Another issue often relates to whether a target company is apportioning its income appropriately between the states. Different states impose different apportionment rules depending on the nature of the underlying business. This can result in a company being taxed on more than or less than 100 percent of its total income.
Another common area of concern that has the tendency to become a large exposure item is the non-collection of sales tax or the lack of proper documentation for exempt sales. Taxpayers should generally obtain exemption certificates from their customers to be relieved of the obligation to collect sales tax. When sales tax nexus exists, states require companies to collect and remit sales tax from their customers on the products (and sometimes services) they sell, unless an exemption exists. If a company fails to collect the sales tax from its customers, most states consider the tax to then be a liability of the seller.
Tax liabilities caused by the transaction
When the assets of a business are sold, certain taxes may apply to the transaction itself and may become due within a short period of time following the transaction or even at the time of the transaction. A major component to transaction based taxes is the sales tax on the transfer of assets. Generally, all sales of tangible personal property are subject to sales tax unless an exemption applies, such as the casual sale or resale exemptions. These exemptions should be investigated as they vary widely by state and usually have limitations for items such as titled assets. If a transfer tax applies, it is imperative to understand the different components within an asset transaction. Obtaining a valuation that itemizes the different assets included in the deal is often necessary in order to bifurcate the assets that may be subject to sales tax versus the assets that can clearly be excluded from a sales tax calculation. The buyer may be responsible for these transfer tax liabilities depending on the form of the transaction, contractual provisions, and the state involved.

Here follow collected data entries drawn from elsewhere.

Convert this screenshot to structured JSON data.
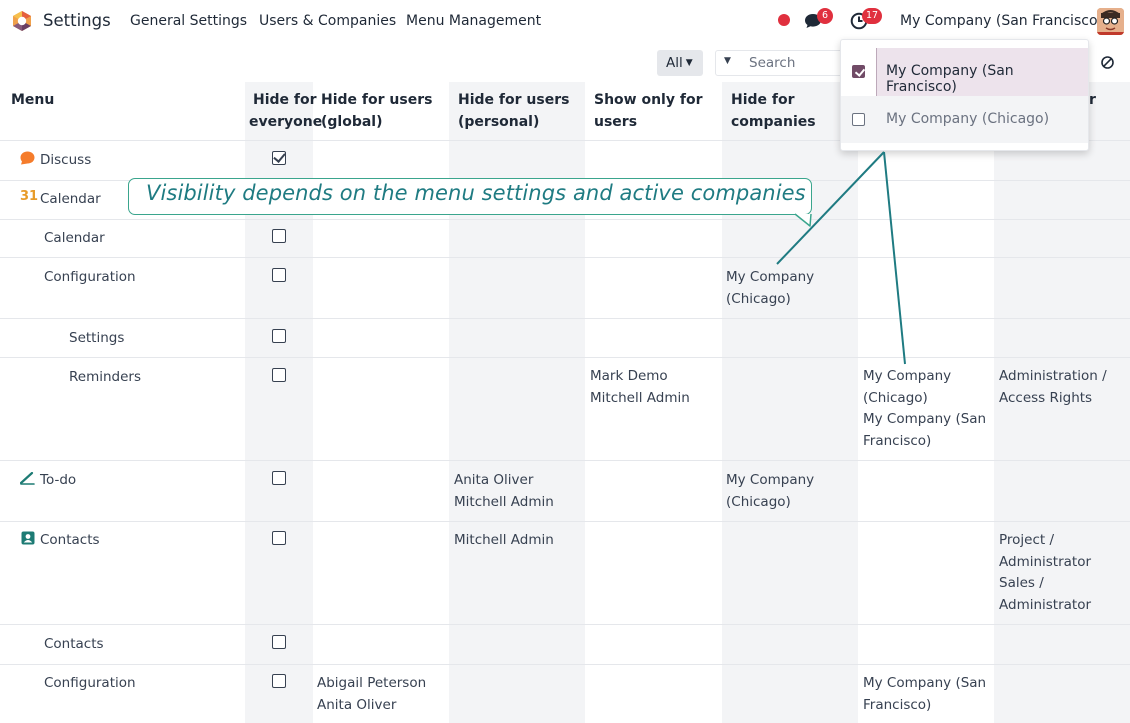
{
  "navbar": {
    "app_name": "Settings",
    "links": [
      "General Settings",
      "Users & Companies",
      "Menu Management"
    ],
    "messages_count": "6",
    "activities_count": "17",
    "current_company": "My Company (San Francisco)"
  },
  "search": {
    "filter_label": "All",
    "placeholder": "Search"
  },
  "table": {
    "headers": {
      "menu": "Menu",
      "hide_everyone": [
        "Hide for",
        "everyone"
      ],
      "hide_global": [
        "Hide for users",
        "(global)"
      ],
      "hide_personal": [
        "Hide for users",
        "(personal)"
      ],
      "show_only": [
        "Show only for",
        "users"
      ],
      "hide_companies": [
        "Hide for",
        "companies"
      ],
      "col7_partial": "r"
    },
    "rows": [
      {
        "menu": "Discuss",
        "hide_everyone": true,
        "global": [],
        "personal": [],
        "show_only": [],
        "hide_companies": [],
        "show_only_companies": [],
        "groups": []
      },
      {
        "menu": "Calendar",
        "hide_everyone": false,
        "global": [],
        "personal": [],
        "show_only": [],
        "hide_companies": [],
        "show_only_companies": [],
        "groups": []
      },
      {
        "menu": "Calendar",
        "hide_everyone": false,
        "global": [],
        "personal": [],
        "show_only": [],
        "hide_companies": [],
        "show_only_companies": [],
        "groups": []
      },
      {
        "menu": "Configuration",
        "hide_everyone": false,
        "global": [],
        "personal": [],
        "show_only": [],
        "hide_companies": [
          "My Company",
          "(Chicago)"
        ],
        "show_only_companies": [],
        "groups": []
      },
      {
        "menu": "Settings",
        "hide_everyone": false,
        "global": [],
        "personal": [],
        "show_only": [],
        "hide_companies": [],
        "show_only_companies": [],
        "groups": []
      },
      {
        "menu": "Reminders",
        "hide_everyone": false,
        "global": [],
        "personal": [],
        "show_only": [
          "Mark Demo",
          "Mitchell Admin"
        ],
        "hide_companies": [],
        "show_only_companies": [
          "My Company",
          "(Chicago)",
          "My Company (San",
          "Francisco)"
        ],
        "groups": [
          "Administration /",
          "Access Rights"
        ]
      },
      {
        "menu": "To-do",
        "hide_everyone": false,
        "global": [],
        "personal": [
          "Anita Oliver",
          "Mitchell Admin"
        ],
        "show_only": [],
        "hide_companies": [
          "My Company",
          "(Chicago)"
        ],
        "show_only_companies": [],
        "groups": []
      },
      {
        "menu": "Contacts",
        "hide_everyone": false,
        "global": [],
        "personal": [
          "Mitchell Admin"
        ],
        "show_only": [],
        "hide_companies": [],
        "show_only_companies": [],
        "groups": [
          "Project /",
          "Administrator",
          "Sales /",
          "Administrator"
        ]
      },
      {
        "menu": "Contacts",
        "hide_everyone": false,
        "global": [],
        "personal": [],
        "show_only": [],
        "hide_companies": [],
        "show_only_companies": [],
        "groups": []
      },
      {
        "menu": "Configuration",
        "hide_everyone": false,
        "global": [
          "Abigail Peterson",
          "Anita Oliver"
        ],
        "personal": [],
        "show_only": [],
        "hide_companies": [],
        "show_only_companies": [
          "My Company (San",
          "Francisco)"
        ],
        "groups": []
      }
    ]
  },
  "company_dropdown": {
    "items": [
      {
        "label": "My Company (San Francisco)",
        "checked": true
      },
      {
        "label": "My Company (Chicago)",
        "checked": false
      }
    ]
  },
  "callout": {
    "text": "Visibility depends on the menu settings and active companies"
  },
  "colors": {
    "accent": "#714b67",
    "badge": "#e0303e",
    "callout": "#1f7b82",
    "column_shade": "#f3f4f6"
  },
  "icons": {
    "discuss": "discuss-app-icon",
    "calendar": "calendar-app-icon",
    "todo": "todo-app-icon",
    "contacts": "contacts-app-icon"
  }
}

Performing tax due diligence for state and local taxes can assist the buyer in identifying the various exposures that may exist. Once an item of exposure is identified, it can be very challenging to quantify it, depending on the capability of the seller’s systems and processes. For example, the seller might not be able to extract the appropriate apportionment data if its systems have not been designed to capture this information at the point of sale. However, the buyer may be able to protect itself in negotiating the deal if the nature of the exposure is identified.